Dios, la Idea del Mundo, pensó en cómo podía representarse en la realidad que conformaba la amalgama etérea de su existencia.
Así, primero nació el Vacío, con el fin de poder percibirse, pero este era tan denso como infinitas mareas de pliegues que se superponían entre sí.
Por tanto, para poder distinguirse, creó una singularidad en su centro, el Santo, que encandiló sus sentidos.
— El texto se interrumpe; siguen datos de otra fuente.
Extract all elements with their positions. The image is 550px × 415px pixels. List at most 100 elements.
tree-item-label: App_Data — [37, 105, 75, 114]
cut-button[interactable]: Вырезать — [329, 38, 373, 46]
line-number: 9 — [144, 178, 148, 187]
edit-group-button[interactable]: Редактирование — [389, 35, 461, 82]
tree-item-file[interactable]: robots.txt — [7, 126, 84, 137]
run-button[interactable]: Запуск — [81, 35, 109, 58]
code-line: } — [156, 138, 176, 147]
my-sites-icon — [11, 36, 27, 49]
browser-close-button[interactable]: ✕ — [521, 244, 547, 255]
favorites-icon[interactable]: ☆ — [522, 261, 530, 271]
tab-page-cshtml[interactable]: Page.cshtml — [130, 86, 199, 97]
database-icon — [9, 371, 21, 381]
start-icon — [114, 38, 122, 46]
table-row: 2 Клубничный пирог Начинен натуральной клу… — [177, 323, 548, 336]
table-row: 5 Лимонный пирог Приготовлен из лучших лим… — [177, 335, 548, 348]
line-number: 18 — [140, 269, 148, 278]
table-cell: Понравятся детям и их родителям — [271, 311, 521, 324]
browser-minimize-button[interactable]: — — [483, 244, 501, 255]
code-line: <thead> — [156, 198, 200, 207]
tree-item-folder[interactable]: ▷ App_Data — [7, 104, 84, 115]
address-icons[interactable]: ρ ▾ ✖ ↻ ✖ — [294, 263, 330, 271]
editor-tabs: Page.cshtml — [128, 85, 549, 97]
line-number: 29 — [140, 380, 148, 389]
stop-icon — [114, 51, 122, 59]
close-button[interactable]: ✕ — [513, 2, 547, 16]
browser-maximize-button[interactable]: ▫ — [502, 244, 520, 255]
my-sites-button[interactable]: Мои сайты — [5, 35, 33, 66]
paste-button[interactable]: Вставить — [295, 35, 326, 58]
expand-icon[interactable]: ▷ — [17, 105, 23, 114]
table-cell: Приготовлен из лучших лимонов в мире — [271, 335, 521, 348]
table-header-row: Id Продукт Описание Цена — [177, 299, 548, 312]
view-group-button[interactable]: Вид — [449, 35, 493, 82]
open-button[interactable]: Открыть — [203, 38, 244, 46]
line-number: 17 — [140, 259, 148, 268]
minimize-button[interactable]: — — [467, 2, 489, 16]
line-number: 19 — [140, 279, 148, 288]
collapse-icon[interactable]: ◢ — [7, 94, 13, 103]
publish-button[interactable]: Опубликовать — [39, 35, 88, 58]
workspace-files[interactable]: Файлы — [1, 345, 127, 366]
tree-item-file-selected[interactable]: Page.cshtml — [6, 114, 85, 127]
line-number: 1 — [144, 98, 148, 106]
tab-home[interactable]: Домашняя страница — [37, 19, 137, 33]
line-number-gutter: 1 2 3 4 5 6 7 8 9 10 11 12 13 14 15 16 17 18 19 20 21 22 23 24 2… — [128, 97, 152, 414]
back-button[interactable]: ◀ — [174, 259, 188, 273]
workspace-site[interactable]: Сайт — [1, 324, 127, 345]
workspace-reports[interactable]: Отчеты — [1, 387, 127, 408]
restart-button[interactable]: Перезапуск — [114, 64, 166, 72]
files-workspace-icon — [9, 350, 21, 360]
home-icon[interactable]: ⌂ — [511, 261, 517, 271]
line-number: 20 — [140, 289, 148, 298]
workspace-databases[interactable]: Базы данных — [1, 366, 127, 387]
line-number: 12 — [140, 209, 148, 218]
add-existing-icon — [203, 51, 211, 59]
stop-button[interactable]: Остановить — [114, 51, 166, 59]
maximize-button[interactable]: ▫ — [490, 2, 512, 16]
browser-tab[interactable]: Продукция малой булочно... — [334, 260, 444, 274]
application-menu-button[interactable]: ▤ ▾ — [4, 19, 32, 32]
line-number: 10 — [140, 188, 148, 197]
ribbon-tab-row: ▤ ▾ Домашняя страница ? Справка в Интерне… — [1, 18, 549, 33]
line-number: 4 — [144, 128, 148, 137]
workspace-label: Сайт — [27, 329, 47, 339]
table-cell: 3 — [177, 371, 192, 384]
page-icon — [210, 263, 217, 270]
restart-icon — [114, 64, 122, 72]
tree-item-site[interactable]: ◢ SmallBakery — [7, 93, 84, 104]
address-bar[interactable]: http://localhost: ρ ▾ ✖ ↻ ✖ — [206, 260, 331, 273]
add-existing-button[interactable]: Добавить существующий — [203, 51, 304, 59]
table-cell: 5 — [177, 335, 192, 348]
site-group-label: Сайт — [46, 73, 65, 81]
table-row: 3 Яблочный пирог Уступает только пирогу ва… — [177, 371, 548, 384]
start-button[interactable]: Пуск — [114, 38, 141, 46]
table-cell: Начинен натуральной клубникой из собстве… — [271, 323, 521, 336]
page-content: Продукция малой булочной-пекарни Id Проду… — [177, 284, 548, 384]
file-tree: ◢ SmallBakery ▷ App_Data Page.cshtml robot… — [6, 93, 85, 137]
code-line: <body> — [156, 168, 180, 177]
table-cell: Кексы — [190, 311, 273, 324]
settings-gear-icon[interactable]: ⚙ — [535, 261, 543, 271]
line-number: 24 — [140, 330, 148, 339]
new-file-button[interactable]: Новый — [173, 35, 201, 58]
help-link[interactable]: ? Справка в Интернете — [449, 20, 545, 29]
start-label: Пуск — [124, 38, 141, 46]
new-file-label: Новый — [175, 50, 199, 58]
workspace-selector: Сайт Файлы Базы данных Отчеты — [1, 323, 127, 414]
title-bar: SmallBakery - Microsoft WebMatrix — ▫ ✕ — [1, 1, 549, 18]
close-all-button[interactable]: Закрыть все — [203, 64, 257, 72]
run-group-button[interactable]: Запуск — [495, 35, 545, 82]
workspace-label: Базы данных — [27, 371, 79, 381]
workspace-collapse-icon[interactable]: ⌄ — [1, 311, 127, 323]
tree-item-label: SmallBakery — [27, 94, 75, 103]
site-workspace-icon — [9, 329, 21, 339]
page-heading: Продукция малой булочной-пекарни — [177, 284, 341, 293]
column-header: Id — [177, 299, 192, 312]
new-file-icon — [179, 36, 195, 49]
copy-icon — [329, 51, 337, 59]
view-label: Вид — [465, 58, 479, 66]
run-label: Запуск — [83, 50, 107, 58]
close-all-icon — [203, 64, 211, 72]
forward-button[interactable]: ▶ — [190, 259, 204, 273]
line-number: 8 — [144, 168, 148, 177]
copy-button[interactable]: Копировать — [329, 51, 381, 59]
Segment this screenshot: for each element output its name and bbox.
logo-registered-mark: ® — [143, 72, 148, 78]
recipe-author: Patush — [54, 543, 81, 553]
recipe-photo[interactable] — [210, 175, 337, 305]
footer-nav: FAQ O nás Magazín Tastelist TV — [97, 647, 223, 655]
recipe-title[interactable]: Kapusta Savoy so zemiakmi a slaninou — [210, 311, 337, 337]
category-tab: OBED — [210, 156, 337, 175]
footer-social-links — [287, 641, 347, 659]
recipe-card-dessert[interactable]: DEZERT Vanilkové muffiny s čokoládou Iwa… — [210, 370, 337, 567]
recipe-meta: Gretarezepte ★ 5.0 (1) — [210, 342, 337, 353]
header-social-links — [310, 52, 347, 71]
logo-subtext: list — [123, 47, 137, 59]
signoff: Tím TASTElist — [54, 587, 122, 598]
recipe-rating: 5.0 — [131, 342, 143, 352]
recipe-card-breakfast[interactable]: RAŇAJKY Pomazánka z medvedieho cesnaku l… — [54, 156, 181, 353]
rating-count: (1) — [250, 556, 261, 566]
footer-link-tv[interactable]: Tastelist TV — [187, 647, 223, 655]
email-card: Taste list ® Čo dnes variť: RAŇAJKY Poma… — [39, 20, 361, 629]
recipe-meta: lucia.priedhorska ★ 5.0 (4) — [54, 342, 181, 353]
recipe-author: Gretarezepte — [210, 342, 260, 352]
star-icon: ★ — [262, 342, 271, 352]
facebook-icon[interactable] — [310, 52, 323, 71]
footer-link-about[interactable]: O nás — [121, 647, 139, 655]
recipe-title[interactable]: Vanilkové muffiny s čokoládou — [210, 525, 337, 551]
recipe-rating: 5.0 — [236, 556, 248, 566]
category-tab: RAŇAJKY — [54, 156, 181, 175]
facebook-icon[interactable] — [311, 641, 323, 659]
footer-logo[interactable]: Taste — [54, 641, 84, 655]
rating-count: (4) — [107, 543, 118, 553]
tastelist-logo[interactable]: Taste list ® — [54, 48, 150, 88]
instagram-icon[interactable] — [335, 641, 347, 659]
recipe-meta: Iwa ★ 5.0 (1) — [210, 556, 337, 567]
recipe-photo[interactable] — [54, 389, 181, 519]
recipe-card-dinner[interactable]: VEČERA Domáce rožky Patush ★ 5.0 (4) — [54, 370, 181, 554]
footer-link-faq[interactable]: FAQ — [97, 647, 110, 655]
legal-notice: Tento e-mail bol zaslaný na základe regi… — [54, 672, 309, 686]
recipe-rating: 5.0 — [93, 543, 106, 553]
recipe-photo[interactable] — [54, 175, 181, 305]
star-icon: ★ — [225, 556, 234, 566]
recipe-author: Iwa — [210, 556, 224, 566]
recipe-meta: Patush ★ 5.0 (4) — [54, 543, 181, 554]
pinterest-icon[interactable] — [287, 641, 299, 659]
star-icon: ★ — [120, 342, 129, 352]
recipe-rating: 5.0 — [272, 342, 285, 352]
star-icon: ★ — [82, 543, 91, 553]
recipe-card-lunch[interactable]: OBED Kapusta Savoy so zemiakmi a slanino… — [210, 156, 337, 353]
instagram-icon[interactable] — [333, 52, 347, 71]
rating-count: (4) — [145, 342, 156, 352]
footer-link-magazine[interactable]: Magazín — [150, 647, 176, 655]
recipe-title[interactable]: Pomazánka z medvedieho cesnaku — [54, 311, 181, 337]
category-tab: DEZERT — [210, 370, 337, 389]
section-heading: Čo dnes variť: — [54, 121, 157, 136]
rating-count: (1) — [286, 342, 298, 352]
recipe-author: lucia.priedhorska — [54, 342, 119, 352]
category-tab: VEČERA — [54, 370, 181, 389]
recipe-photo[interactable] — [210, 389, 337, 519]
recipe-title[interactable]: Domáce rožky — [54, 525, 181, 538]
De la combinación de ambos, en la dimensión equidistante, nació Eiyen, gracias a la cual por fin pudo contemplarse a sí mismo, y sentenció: «Esta es la idea de lo que soy y de lo que seré a partir de ahora, lo decida mi fragmentación en infinidad de seres hasta que vuelvan a juntarse en Uno: el decaer y resurgir interminable de mi existencia».
Y entonces el ciclo vital tuvo lugar.
La Idea del Mundo adquirió máxima complejidad y, al reflejarse en sus límites, se empezó a resquebrajar de la presión que le supuso tal categorización.
Entonces, la convergencia por la supervivencia empezó y, en la síntesis que supuso esa dialéctica, la Idea de un Mundo Mejor germinó en su lugar.
Pero la creación, desconcertada por su reflexión, escondió entre sus pliegues el esplendor que emanaba, con el motivo de continuar su extensión.
Y en ese instante se condenó a volver a nacer, delimitándose en el acto por la imperfección de su existencia obligada, otra vez, en las diversas manifestaciones de sí misma… Hasta que por fin despierte de su embelesamiento.